愛知医科大病院・人工呼吸器チューブ逸脱事故―『3分以内の再挿管で後遺障害は回避』とした名古屋地裁判決

【事案の概要】

 名古屋地裁は2026年6月5日、愛知医科大学病院(愛知県長久手市)で2018年に発生した医療事故について、愛知医科大学に約1億1800万円の損害賠償を命じる判決を下しました。
 報道によると、男児(現在8歳)は2018年7月、生後7か月の時に呼吸の悪化で同病院に救急搬送され、ウイルス性肺炎による呼吸不全で入院しました。気管挿管により呼吸が管理されていましたが、看護師3人で男児の体位変換を行った際に気管チューブが外れ、看護師は呼吸モニター上の波形消失を認識したものの、直ちに医師に連絡しなかったと認定されています。波形が戻るまでに20分以上を要し、男児は低酸素脳症となりました。男児は現在も意識がなく、同病院に入院中です。

 判決は、看護師らに直ちに医師に連絡し再挿管を求める義務があったと認定し、「注意義務違反と男児に生じた低酸素脳症との間に相当因果関係が認められる」と判断しています。報道(読売新聞)では、判決が「事故の約3分後に再挿入されていれば後遺障害が生じなかった可能性が高い」と認定したと伝えられています。

【過失の構造―モニター波形消失への対応】

 本件の過失構造を整理すると、次のように理解できます。
 第一段階は、体位変換時の気管チューブ抜去。乳幼児は解剖学的に気管が短くチューブが抜けやすいうえ、体位変換はチューブ抜去のリスクが高い場面の代表例です。看護師3人が関わっていたとされていますが、複数人がいたにもかかわらず抜去を防げなかったことになります。
 第二段階、そして本判決の核心は、抜管後の対応の遅れです。気管チューブが抜ければ患者は気道を失い、酸素飽和度や呼吸波形といったモニター上の指標は直ちに異常を示します。看護師はこのモニター波形の消失を認識していた。それにもかかわらず、医師への連絡が直ちになされなかった。この「気づいていたのに動かなかった」という事実が、判決における過失認定の中核です。
 医療現場では、モニターを「見ている」ことと「異常を読み取り対応する」ことは別の作業です。本件は、モニター情報の認識と医師連絡という、看護師に当然期待される基本動作が果たされなかった事例として位置づけられます。

【「3分」と「20分以上」の差】

 判決の認定で特に注目すべきは、「3分以内の再挿管」と「実際に要した20分以上」という時間軸の対比です。
 乳幼児はもともと予備酸素量が少なく、低酸素状態への耐性が乏しいこともあり、気道が確保されない時間が数分続けば不可逆的な脳障害に至ることは医学的に知られています。
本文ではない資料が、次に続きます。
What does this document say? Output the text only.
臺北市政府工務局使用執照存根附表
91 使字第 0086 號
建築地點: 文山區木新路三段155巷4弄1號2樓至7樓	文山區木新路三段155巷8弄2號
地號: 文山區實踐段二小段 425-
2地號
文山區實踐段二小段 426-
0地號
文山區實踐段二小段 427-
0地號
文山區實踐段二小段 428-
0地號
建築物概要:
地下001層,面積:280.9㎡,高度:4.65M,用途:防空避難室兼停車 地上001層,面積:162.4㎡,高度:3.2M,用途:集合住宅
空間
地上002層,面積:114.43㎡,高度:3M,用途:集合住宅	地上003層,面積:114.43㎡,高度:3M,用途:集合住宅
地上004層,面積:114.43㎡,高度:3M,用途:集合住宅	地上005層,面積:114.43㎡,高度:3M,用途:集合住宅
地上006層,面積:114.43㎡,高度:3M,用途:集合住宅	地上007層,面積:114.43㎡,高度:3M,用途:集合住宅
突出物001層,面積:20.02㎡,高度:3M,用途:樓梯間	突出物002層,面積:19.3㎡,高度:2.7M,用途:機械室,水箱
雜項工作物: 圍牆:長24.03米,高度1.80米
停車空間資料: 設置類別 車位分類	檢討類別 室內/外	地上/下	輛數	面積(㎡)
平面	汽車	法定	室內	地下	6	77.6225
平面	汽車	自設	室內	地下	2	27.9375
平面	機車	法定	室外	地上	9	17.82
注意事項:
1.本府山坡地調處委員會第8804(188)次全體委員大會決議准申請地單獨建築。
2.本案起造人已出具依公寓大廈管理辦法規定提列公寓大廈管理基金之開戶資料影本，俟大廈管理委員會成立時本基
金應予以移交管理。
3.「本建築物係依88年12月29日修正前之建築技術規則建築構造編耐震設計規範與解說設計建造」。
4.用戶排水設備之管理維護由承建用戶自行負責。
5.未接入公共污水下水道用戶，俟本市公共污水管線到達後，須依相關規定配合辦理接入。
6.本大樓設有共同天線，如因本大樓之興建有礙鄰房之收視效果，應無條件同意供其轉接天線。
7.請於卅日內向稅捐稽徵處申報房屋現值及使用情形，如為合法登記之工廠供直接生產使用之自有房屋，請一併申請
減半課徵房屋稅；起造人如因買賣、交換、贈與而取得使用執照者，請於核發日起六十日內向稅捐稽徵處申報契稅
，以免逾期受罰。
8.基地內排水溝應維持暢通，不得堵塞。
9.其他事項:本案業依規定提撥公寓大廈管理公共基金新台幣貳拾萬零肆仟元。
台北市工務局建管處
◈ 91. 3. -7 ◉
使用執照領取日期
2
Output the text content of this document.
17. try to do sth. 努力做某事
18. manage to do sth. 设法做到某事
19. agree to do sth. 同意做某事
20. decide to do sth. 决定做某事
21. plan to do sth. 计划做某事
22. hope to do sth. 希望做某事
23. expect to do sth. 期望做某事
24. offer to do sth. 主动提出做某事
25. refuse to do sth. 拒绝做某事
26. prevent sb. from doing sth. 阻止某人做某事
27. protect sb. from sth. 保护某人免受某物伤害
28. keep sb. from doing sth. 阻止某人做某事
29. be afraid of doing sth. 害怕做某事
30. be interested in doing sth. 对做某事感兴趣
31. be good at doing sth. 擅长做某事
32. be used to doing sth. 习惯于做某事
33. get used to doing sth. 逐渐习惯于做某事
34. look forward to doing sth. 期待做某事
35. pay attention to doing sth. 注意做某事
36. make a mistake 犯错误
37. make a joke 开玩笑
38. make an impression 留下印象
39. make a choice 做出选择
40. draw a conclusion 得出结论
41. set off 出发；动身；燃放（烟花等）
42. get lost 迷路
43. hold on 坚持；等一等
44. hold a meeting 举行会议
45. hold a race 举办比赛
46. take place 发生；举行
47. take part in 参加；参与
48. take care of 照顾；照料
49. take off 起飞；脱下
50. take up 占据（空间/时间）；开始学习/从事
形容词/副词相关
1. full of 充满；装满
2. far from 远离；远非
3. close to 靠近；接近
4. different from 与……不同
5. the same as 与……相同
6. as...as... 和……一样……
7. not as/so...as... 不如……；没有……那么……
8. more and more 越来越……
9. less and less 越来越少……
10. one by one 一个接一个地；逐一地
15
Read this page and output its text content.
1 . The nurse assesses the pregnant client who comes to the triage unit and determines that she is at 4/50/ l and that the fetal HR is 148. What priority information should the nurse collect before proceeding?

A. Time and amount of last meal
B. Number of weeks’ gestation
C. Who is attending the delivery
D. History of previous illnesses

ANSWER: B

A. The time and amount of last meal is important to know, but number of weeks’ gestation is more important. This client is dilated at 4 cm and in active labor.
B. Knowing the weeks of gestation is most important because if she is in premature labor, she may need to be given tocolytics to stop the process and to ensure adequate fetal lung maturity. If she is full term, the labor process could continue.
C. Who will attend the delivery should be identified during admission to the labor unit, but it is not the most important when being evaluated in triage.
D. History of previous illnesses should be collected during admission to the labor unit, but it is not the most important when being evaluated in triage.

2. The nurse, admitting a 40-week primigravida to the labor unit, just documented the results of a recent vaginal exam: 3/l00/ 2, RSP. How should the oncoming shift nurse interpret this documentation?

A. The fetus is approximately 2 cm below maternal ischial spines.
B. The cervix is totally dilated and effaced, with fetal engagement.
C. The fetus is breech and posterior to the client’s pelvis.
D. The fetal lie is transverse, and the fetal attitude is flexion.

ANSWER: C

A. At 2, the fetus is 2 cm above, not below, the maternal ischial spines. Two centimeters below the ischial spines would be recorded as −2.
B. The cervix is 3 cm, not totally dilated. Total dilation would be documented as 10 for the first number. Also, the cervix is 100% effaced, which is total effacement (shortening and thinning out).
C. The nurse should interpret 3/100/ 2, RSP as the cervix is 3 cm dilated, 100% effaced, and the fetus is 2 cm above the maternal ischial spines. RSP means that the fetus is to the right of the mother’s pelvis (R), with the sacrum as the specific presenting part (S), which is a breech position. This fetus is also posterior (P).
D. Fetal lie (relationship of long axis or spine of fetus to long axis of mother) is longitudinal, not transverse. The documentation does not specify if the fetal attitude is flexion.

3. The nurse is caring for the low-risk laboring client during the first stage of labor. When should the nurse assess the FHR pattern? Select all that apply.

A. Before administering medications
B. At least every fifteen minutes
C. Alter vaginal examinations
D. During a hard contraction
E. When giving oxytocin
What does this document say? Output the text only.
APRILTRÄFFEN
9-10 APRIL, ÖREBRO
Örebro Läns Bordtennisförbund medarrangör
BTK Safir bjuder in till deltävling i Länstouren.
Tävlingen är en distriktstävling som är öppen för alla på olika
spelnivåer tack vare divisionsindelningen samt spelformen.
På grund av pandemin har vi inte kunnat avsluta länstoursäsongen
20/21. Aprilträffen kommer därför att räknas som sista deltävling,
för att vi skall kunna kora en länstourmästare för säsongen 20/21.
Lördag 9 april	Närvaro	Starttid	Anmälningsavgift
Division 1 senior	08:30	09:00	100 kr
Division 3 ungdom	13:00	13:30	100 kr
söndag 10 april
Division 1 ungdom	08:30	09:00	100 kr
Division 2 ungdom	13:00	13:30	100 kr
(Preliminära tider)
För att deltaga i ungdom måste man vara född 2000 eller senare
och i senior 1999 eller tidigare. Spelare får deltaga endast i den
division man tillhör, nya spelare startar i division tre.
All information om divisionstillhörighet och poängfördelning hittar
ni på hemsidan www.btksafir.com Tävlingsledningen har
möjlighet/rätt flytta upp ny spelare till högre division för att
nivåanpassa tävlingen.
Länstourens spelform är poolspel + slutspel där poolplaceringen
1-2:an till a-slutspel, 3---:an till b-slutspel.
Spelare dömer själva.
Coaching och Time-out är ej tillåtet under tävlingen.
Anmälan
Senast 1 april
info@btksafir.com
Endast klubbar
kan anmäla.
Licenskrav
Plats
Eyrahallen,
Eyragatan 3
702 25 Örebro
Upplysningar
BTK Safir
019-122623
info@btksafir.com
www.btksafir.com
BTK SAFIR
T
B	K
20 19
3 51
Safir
本判決は、抜管後3分以内に再挿管がなされていれば後遺障害は回避できた可能性が高い、と具体的な時間軸で因果関係を認定しました。
 医療訴訟における仮定的因果関係(適切に対応していれば結果は変わったか)の立証は、患者側にとって最大の難関です。本件で名古屋地裁が3分という具体的時間を示しながら相当因果関係を肯定したことは、医療訴訟の因果関係論として注目すべき判断といえます。

【賠償額約1億1800万円の意味】

 請求額約1億7千万円に対して認容額約1億1800万円が認められています。
 乳幼児が重度の後遺障害を負った場合の損害賠償は、将来の介護費用と逸失利益が主要な構成要素となります。生涯にわたる介護費用は数千万円から1億円に及び、就労可能年数を踏まえた逸失利益も大きな割合を占めます。これに本人慰謝料・近親者慰謝料・弁護士費用相当額を加えると、認容額は1億円を超えるのが通常であり、介護内容によっては2億を超える場合も稀ではありません。
 約1億1800万円は、乳児の低酸素脳症事案として決して低いわけではありません。しかし、男児が現在8歳でなお意識がないという状況を踏まえれば、平均余命までの介護費用を全額賄うには十分とはいえず、必要な賠償額としては最低限の水準にとどまるとも感じます。

【事故から8年、提訴から3年】

 2018年7月の事故から、2026年6月の判決まで、約8年がかかり、提訴からは約3年が経過しています。新生児・乳児の脳障害事案は、後遺障害の固定までに時間を要するだけでなく、ご家族も被害の状態を認識するのに時間がかかることもあり、提訴の時期から判決までの期間が長くなりがちです。
 判決後にご両親が述べた「息子の尊厳と命を守るためにやってきたことが報われた。一番頑張ったのは息子。生きて判決を見届けた息子を誇りに思う」という言葉に、この8年の重さが凝縮されています。8歳の誕生日を意識のないまま迎えた男児と、その傍らで闘い続けてきたご両親の精神的苦痛はいかほどであったのかと考えてしまいます。

【おわりに】

 体位変換という日常的な看護業務によって、生後7か月の乳児の人生が大きく変わってしまいました。本判決は、ICU・小児集中治療室における気管チューブ管理という、医療の基本的な領域に重い教訓を残しました。「モニター波形消失の認識→医師への即時連絡→3分以内の再挿管」という連鎖が分単位で結果を左右します。この当然の連鎖を確実に機能させる体制づくりが、すべての医療機関に求められています。